Veteran in ongoing series
I want to do this more than only when I wake up and before I go to sleep - ha ha - I mean try to fall asleep. I want to do this as many times as I can remember in my day. This can save me from doing more stupid **** than you can imagine someone could get into. I want to tell everyone about it. It's so easy; I can even teach them what to do - and I just learned it.
Veteran after 1st class
Whoa! What a release of energy! Without trying to get all this angry, negative crap out of me - just paying attention like you guided us to do through our bodies - I felt it all rushing out my arms and hands. That was like a purification, like a strong shower. Boy, do I ever feel ready to go and able to handle whatever comes at me.
Active duty servicemember at MWP Resiliency Training
I thought you had to sit cross-legged on a mat on the floor to do mindfulness. And to close your eyes and listen to a gong. This isn't weird like that. This is cool. And you know what? It doesn't make me feel embarrassed. I feel powerful!
Military child after 1st MWP class
~ Does it help when we send an email or two with articles and reminders between the class sessions?
~ Every day.
~ You mean you'd like us to send an email every day?
~ No. I mean I want you to hold this class every day. It's the best thing ever! It's the highlight of my whole week!
Veteran attending weekly classes in 10-session training
It was such a blessing to be able to participate and gain the true wealth of mindfulness.

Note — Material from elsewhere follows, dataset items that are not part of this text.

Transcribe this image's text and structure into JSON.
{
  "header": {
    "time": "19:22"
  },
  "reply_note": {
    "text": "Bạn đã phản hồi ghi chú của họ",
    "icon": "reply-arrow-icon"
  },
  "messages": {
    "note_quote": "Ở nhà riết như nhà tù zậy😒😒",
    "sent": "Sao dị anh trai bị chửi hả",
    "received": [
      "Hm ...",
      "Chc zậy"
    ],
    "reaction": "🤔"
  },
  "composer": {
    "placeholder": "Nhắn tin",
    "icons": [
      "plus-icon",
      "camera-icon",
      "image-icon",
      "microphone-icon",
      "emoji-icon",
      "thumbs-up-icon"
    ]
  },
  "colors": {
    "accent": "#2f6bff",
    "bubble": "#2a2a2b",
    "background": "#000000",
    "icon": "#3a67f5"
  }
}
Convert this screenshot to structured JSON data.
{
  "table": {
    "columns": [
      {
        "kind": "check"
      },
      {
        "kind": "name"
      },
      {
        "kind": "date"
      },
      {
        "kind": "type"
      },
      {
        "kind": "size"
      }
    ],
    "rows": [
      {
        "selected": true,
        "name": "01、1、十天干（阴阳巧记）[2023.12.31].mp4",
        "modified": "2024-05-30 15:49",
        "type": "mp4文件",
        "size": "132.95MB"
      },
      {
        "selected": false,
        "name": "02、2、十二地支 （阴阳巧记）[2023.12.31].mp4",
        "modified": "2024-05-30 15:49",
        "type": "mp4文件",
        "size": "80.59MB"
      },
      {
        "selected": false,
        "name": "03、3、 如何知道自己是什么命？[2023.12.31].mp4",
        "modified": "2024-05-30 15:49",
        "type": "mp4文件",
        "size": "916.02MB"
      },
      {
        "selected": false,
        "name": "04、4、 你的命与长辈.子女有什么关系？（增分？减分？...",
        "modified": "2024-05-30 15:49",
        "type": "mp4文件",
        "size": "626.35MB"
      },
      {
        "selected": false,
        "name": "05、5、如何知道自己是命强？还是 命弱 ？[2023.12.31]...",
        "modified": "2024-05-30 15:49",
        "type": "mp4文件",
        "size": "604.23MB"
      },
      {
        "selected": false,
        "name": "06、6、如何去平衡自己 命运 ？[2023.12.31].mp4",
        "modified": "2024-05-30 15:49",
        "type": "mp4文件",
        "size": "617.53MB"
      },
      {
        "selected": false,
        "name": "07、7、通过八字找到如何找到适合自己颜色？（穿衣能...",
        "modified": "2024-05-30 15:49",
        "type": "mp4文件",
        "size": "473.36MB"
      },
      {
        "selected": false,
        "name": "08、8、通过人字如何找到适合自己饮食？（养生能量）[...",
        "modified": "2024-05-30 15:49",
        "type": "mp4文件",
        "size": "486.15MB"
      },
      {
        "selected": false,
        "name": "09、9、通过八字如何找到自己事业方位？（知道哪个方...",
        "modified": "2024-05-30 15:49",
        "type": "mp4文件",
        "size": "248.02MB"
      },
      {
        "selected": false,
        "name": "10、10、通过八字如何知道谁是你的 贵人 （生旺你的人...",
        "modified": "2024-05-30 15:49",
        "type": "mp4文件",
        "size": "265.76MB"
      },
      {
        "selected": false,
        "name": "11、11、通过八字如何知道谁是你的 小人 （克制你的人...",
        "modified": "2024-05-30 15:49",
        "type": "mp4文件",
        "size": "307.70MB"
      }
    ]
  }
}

Veteran Service Provider at completion of course
I feel proud of myself for doing this mindfulness training and proud of myself in general. You respected me as a veteran even though I don't really think of myself that way. Yeah, I served, but I thought I put that all behind me and that it didn't have such a big effect on me that I needed to see it as a big part of my identity. You honored all of me and I'm not sure what that's done, but it feels significant.
Female Veteran at end of training
I can't remember the last time I slept a full 8 hours. I tried that practice you taught us and the next thing I knew, I woke up in almost exactly the same spot and position I was in when I lay down 8 hours earlier. I was kind of open to this but had no idea... Getting away from my racing thoughts and physical pain and be out cold for 8 hours - without a hangover or fog when I wake up - that gives me a mega jump on dealing with all kinds of stuff.
Veteran after 1st MWP training
You guys should be really big - bigger than the VA - because all veterans need to have your kind of understanding and services. Nothing has helped me even half as much as the mindfulness you taught me. And you're really there for us veterans. I mean REALLY there. You make me feel like crying from your sincerity.